Yes, you’re right. We need to right-size staff as the district continues to be plagued by declining enrollment, but in this same two-year window, enrollment is down about 200 students – or about 2.6%, meaning the rate of teacher jobs cuts are more than double the rate of enrollment declines. I’ve hit that dynamic pretty hard in past posts and recommend this one that cross references Farmington Hills’ travails to the GPPSS’. This one is also helpful on the topic.
For a little closer look at the problem in the GPPSS we can inspect the proposed 2017-18 budget. It projects a loss of another 100 students (mainly due to graduating classes flowing out at higher rates than incoming classes) and cutting nearly 20 teaching jobs. The enrollment loss drives out about $1 million in revenue. The staff reductions (~ 20) drive down direct compensation costs by about $1.5 million, but indirect compensation (healthcare, retirement) will increase by about $600,000 for a net change in total compensation of about $900,000 (lower).
Simple, right? Lose a million, cut a million. The math works, but does the service model work when teaching jobs are cut at twice the rate of enrollment loss? Something will give. Class sizes will increase and/or fewer courses that are smaller (think extra foreign languages, that singleton AP class) will not run.
It will not yield the experience GPPSS parents will want or expect, especially since now taxpayers are shelling out an additional $5 million per year to yield our WCEM’s $2.6 million – a bad deal for taxpayers for sure, but without it, the district would be caught flat-footed and almost broke.
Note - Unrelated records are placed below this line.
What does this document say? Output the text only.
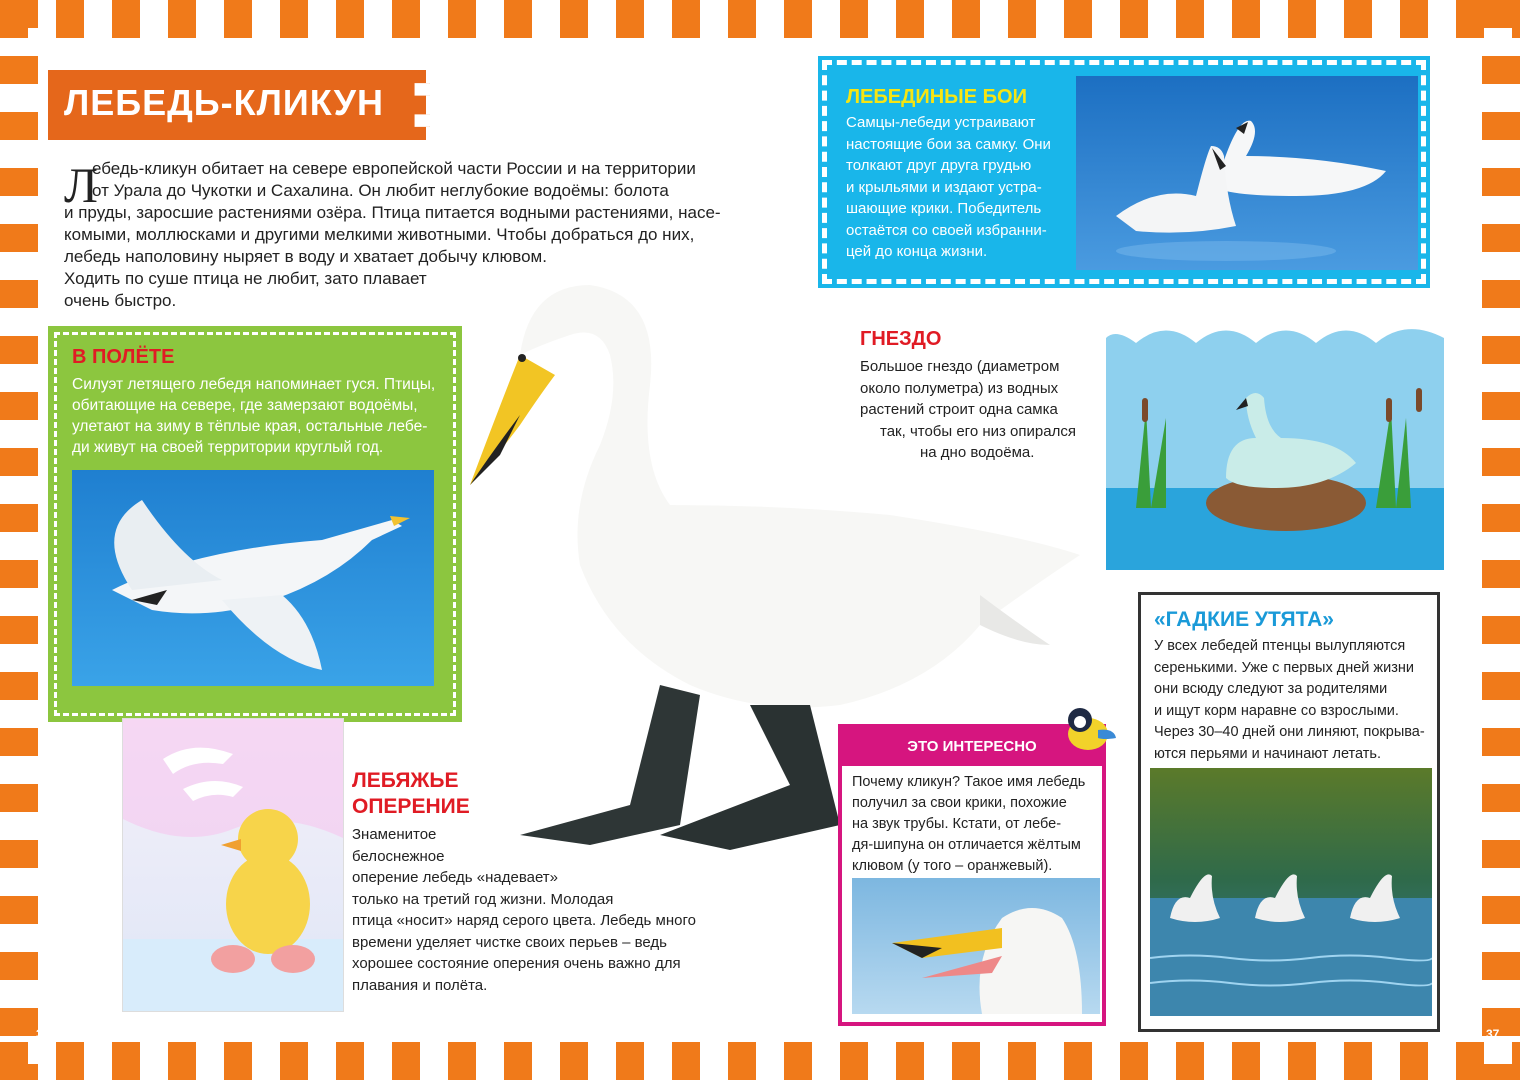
ЛЕБЕДЬ-КЛИКУН
Л
ебедь-кликун обитает на севере европейской части России и на территории
от Урала до Чукотки и Сахалина. Он любит неглубокие водоёмы: болота
и пруды, заросшие растениями озёра. Птица питается водными растениями, насе-
комыми, моллюсками и другими мелкими животными. Чтобы добраться до них,
лебедь наполовину ныряет в воду и хватает добычу клювом.
Ходить по суше птица не любит, зато плавает
очень быстро.
В ПОЛЁТЕ
Силуэт летящего лебедя напоминает гуся. Птицы,
обитающие на севере, где замерзают водоёмы,
улетают на зиму в тёплые края, остальные лебе-
ди живут на своей территории круглый год.
ЛЕБЕДИНЫЕ БОИ
Самцы-лебеди устраивают
настоящие бои за самку. Они
толкают друг друга грудью
и крыльями и издают устра-
шающие крики. Победитель
остаётся со своей избранни-
цей до конца жизни.
ГНЕЗДО
Большое гнездо (диаметром
около полуметра) из водных
растений строит одна самка
так, чтобы его низ опирался
на дно водоёма.
ЛЕБЯЖЬЕ
ОПЕРЕНИЕ
Знаменитое
белоснежное
оперение лебедь «надевает»
только на третий год жизни. Молодая
птица «носит» наряд серого цвета. Лебедь много
времени уделяет чистке своих перьев – ведь
хорошее состояние оперения очень важно для
плавания и полёта.
ЭТО ИНТЕРЕСНО
Почему кликун? Такое имя лебедь
получил за свои крики, похожие
на звук трубы. Кстати, от лебе-
дя-шипуна он отличается жёлтым
клювом (у того – оранжевый).
«ГАДКИЕ УТЯТА»
У всех лебедей птенцы вылупляются
серенькими. Уже с первых дней жизни
они всюду следуют за родителями
и ищут корм наравне со взрослыми.
Через 30–40 дней они линяют, покрыва-
ются перьями и начинают летать.
36	37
The story lines tonight center on a couple themes. First, the district really misplayed budget handling for this (2016-17, current) year. They missed on enrollment projections by about 70 students and otherwise budget projections were just too far off. I wrote back in January that the current budget didn’t add up and it is only just now they are formally recognizing the budget projection misses. A lot more discipline is needed there because once April window passes, very little can be done to really affect the next year’s budget.
Of course the other big story line is enrollment. Perhaps the district has engaged in a formal study, but knowing the expected enrollment trends over a five year window is absolutely critical at this point. The staff cuts exceeding enrollment loss may be sustainable for a short period (2-3 years?) but not much longer. Something more dramatic will have to give (salary reductions, school closings, outsourcing, six period HS day headline the trick bag).
Then there is the consumption of the WCEM to plug the General Fund structural deficit, the main takeaway of which is this erodes the option to use it for building or tech projects about which the district raised so much publicity over the last 2-3 years. Not a great time to be thinking of another bond, but who knows.
And, oh by the way, the current employee contracts expire in a few weeks – and no budget decision is bigger than those.
We’ll check in again here when the audit comes in… and let’s hope for no unpleasant surprises there.